When I told Whitley this, he got worried and reminded me that we had a rather small goose and there was simply no way that it could feed 6 people. But I was confident: I figured that by fixing lots of vegetables, I could stretch it just fine. Later, I remembered the Biblical story of the loaves and fishes, in Matthew Chapter 14 and John Chapter 6, where Jesus stretches a few fish and loaves of bread to feed 5,000 people, with LOTS of leftovers.
And what do you know: it happened that way for us too. I have enough goose left in the refrigerator right now for at least one more meal.
There was another nice touch to the day: We went for our daily walk on Christmas morning, before we started to cook. We stopped by a coffee shop, where Whitley went inside to buy the paper. He came out and said, "I overheard the greatest thing: a couple was talking and one of them said, 'What will we do for the rest of the day?' and the other one said, 'Let's go home and listen to Dreamland.'"

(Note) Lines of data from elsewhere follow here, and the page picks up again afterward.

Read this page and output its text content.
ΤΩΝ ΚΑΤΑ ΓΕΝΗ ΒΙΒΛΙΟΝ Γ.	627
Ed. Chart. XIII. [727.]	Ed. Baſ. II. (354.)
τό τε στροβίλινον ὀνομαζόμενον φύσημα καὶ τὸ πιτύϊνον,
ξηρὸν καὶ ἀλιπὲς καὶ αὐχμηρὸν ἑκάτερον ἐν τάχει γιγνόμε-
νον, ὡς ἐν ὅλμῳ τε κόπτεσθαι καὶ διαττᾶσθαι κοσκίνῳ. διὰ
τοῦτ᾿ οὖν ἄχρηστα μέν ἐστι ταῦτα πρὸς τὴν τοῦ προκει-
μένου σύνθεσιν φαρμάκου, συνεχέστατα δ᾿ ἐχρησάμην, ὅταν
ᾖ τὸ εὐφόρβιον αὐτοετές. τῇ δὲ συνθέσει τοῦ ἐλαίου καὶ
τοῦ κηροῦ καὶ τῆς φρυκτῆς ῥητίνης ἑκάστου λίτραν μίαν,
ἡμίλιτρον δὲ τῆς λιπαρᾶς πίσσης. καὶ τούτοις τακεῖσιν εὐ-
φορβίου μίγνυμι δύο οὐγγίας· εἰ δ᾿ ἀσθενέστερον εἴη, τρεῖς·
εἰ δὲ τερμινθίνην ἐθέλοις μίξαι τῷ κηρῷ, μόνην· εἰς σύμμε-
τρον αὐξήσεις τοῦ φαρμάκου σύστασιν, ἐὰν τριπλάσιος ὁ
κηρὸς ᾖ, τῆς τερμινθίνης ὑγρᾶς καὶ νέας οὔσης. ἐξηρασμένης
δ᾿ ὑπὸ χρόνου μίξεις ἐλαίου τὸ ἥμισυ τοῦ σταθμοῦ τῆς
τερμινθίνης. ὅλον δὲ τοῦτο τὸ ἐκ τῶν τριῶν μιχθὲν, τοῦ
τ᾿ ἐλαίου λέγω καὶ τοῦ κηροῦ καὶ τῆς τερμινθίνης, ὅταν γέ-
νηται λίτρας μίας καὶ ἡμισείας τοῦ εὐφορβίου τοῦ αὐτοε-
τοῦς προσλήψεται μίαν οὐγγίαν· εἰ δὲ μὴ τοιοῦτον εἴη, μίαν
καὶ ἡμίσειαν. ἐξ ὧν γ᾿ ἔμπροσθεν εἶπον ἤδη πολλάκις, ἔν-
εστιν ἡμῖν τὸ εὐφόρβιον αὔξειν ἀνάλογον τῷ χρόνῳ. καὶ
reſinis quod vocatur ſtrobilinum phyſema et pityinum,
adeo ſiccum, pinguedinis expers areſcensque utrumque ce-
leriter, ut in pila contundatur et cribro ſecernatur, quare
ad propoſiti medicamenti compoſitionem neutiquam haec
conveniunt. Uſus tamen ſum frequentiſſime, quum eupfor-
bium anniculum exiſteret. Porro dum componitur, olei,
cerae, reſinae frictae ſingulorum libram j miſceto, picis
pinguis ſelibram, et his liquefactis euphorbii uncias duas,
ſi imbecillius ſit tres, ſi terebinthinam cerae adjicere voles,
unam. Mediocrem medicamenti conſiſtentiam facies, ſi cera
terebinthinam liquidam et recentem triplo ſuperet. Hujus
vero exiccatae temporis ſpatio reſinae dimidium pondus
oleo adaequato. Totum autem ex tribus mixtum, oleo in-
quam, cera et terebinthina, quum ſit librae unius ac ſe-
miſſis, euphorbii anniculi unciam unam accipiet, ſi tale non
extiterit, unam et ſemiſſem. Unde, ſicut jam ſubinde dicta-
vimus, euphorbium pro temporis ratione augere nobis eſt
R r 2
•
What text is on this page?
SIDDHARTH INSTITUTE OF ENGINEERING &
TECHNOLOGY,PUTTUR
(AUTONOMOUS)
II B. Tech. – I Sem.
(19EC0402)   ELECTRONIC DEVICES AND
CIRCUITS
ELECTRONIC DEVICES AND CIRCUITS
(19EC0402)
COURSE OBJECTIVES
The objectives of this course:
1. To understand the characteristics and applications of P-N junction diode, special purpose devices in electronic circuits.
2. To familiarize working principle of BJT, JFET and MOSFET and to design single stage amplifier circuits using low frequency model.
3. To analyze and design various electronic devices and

UPDATE: Christmas always brings on thoughts of the new year, and that always brings back memories of years past. Whitley has gotten a turntable and is gradually turning our extensive collection of vinyl records into CDs, so our office is flooded with music we have both enjoyed over the years. I was working at my desk shortly before Christmas, and I heard my favorite song from the musical "Cats:" "Up, up, up past the Russell Hotel, Up-up-up-up through the heaviside layer." I immediately broke down and wept, because I realized that from now on, this will be MY Christmas song, because it reminds me of Coe, my beloved cat who came to me when I was in the hospital and took me to the World of the Dead (where I decided not to stay). He gave me everything he had, and even being dead didn't stop him! In 2007, I can only aim to be half as good to other people as that cat was to me. That is truly a worthwhile New Year's resolution.
NOTE: This Diary entry, previously published on our old site, will have any links removed.